As mulheres geralmente desenvolvem irritação vulvar e leucorréia. Freqüentemente a irritação é grave e a secreção é escassa. A vulva pode estar hiperemiada e edemaciada, com escoriação e fissuras. A parede vaginal pode estar coberta com uma substância branca, com aspectos de queijo ou pode parecer normal. Os homens freqüentemente têm menos sintomas, mas podem se queixar de irritação e dor na glande do pênis e prepúcio, especialmente após relação sexual. Ocasionalmente eles podem notar uma secreção uretral discreta. A glande do pênis e o prepúcio são hiperemiados ao exame e pode haver vesículas ou erosões. Substância branca com aspecto de queijo pode estar aderida à superfície. Em casos graves o prepúcio pode estar edemaciado, provocando fimose (estreitamento do prepúcio).

 

Diagnóstico

 

Um diagnóstico imediato pode ser feito colhendo esfregaços da vagina, glande ou prepúcio e procurando a C. albicans ao microscópio pelo método de Gram com hidróxido de potássio (os microrganismos são Gram-positivos, ovais, germinativos, semelhantes a fungos apresentando uma pseudo-hifa filamentosa típica alongada). Meios de cultura também devem ser semeados; este procedimento aumenta o número de resultados positivos em 25% e confirma a presença de C. albicans. Como a candidíase raramente é transmitida sexualmente, devem ser feitos testes para detecção de DST coexistentes, se indicados por dados clínicos ou epidemiológicos.

 

Tratamento

 

Uma vez que o diagnóstico e a causa de base tenham sido identificados, as condições predisponentes, como antibioticoterapia, devem ser controladas para evitar recorrências.

A candidíase vaginal pode ser tratada localmente com: 1. clotrimazol, um comprimido vaginal de 100mg/dia durante 6 dias ou 200mg/dia durante 3 dias; 2. miconazol 200mg/dia intravaginal durante 3 dias. 3. butaconazol, creme a 2%, 5g/dia, intravaginal durante 3 dias; ou 4. terconazol, um supositório de 80mg/dia durante 3 dias ou creme a 0,4%, 5g/dia durante 7 dias. Todos estes agentes são administrados diariamente ao deitar. Um esquema oral de cetoconazol 200mg, 2 vezes por dia durante 6 dias produz resultados satisfatórios.

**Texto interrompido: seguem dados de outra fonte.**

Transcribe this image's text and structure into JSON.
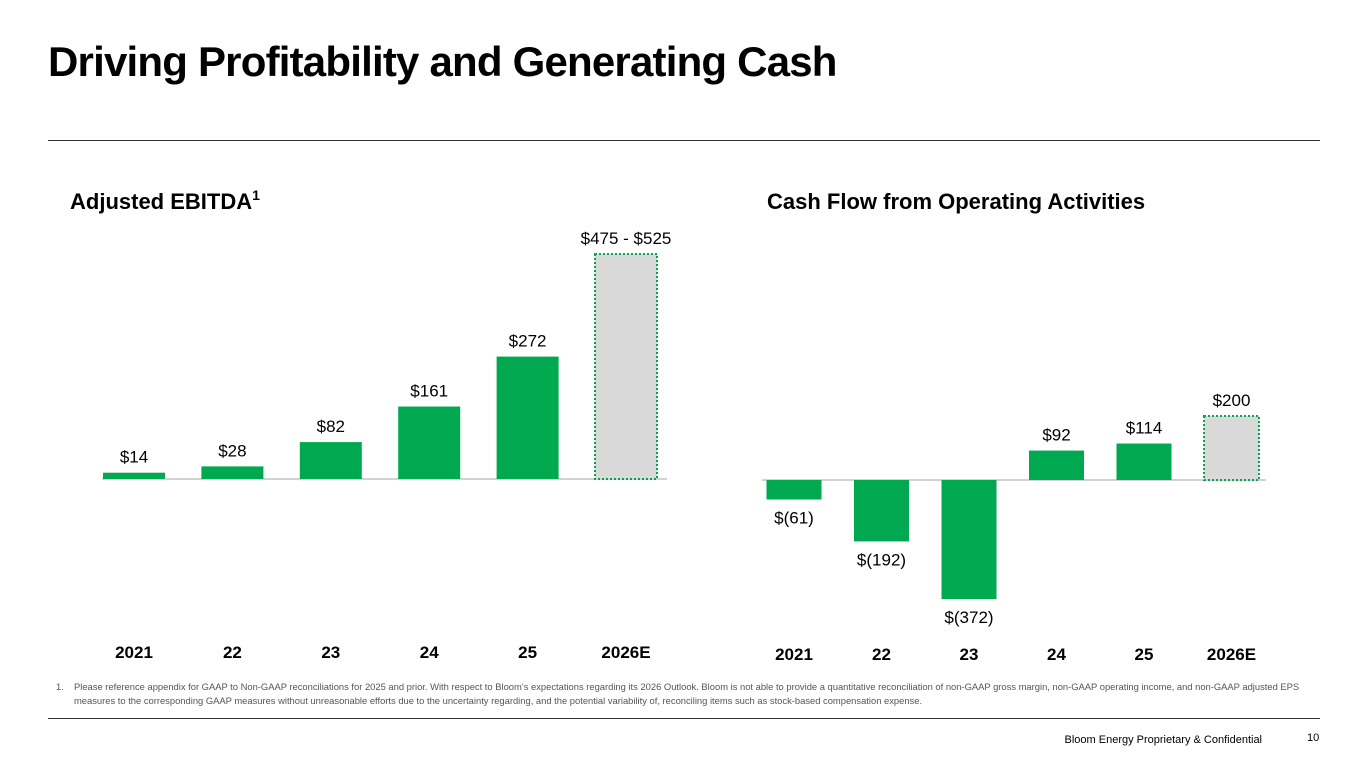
{
  "page": {
    "title": "Driving Profitability and Generating Cash",
    "footnote_number": "1.",
    "footnote_text": "Please reference appendix for GAAP to Non-GAAP reconciliations for 2025 and prior. With respect to Bloom’s expectations regarding its 2026 Outlook. Bloom is not able to provide a quantitative reconciliation of non-GAAP gross margin, non-GAAP operating income, and non-GAAP adjusted EPS measures to the corresponding GAAP measures without unreasonable efforts due to the uncertainty regarding, and the potential variability of, reconciling items such as stock-based compensation expense.",
    "footer_label": "Bloom Energy Proprietary & Confidential",
    "page_number": "10"
  },
  "colors": {
    "actual": "#00a94f",
    "estimate_fill": "#d9d9d9",
    "estimate_border": "#00a94f"
  },
  "chart_data": [
    {
      "id": "ebitda",
      "type": "bar",
      "title": "Adjusted EBITDA",
      "title_superscript": "1",
      "categories": [
        "2021",
        "22",
        "23",
        "24",
        "25",
        "2026E"
      ],
      "values": [
        14,
        28,
        82,
        161,
        272,
        500
      ],
      "labels": [
        "$14",
        "$28",
        "$82",
        "$161",
        "$272",
        "$475 - $525"
      ],
      "estimate_index": 5,
      "estimate_range": [
        475,
        525
      ],
      "ylim": [
        0,
        500
      ],
      "xlabel": "",
      "ylabel": ""
    },
    {
      "id": "cashflow",
      "type": "bar",
      "title": "Cash Flow from Operating Activities",
      "categories": [
        "2021",
        "22",
        "23",
        "24",
        "25",
        "2026E"
      ],
      "values": [
        -61,
        -192,
        -372,
        92,
        114,
        200
      ],
      "labels": [
        "$(61)",
        "$(192)",
        "$(372)",
        "$92",
        "$114",
        "$200"
      ],
      "estimate_index": 5,
      "ylim": [
        -372,
        200
      ],
      "xlabel": "",
      "ylabel": ""
    }
  ]
}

A balanopostite por cândida é tratada por lavagem cuidadosa dos genitais com água e sabão, secado com toalha limpa e aplicando creme de nistatina 2 vezes por dia durante 7 a 10 dias. A uretrite pode ser tratada com irrigações diárias de uma suspensão de 100.000u/mL de nistatina, mas geralmente é se-cundária à balanite e não necessita de tratamento adicional.

A recaída é comum em ambos os sexos e pode ser devido à reinfecção pelo parceiro sexual ou, mais comumente, a partir da flora normal em associação com uma condição predisponente. Ocasionalmente as pílulas anticoncepcionais precisam ser interrompidas por vários meses durante o tratamento. As mulheres que necessitam de antibióticos de forma recorrente ou por períodos prolongados ou apresentam outras predisposições inevitáveis podem necessitar de profilaxia com qualquer dos esquemas terapêuticos.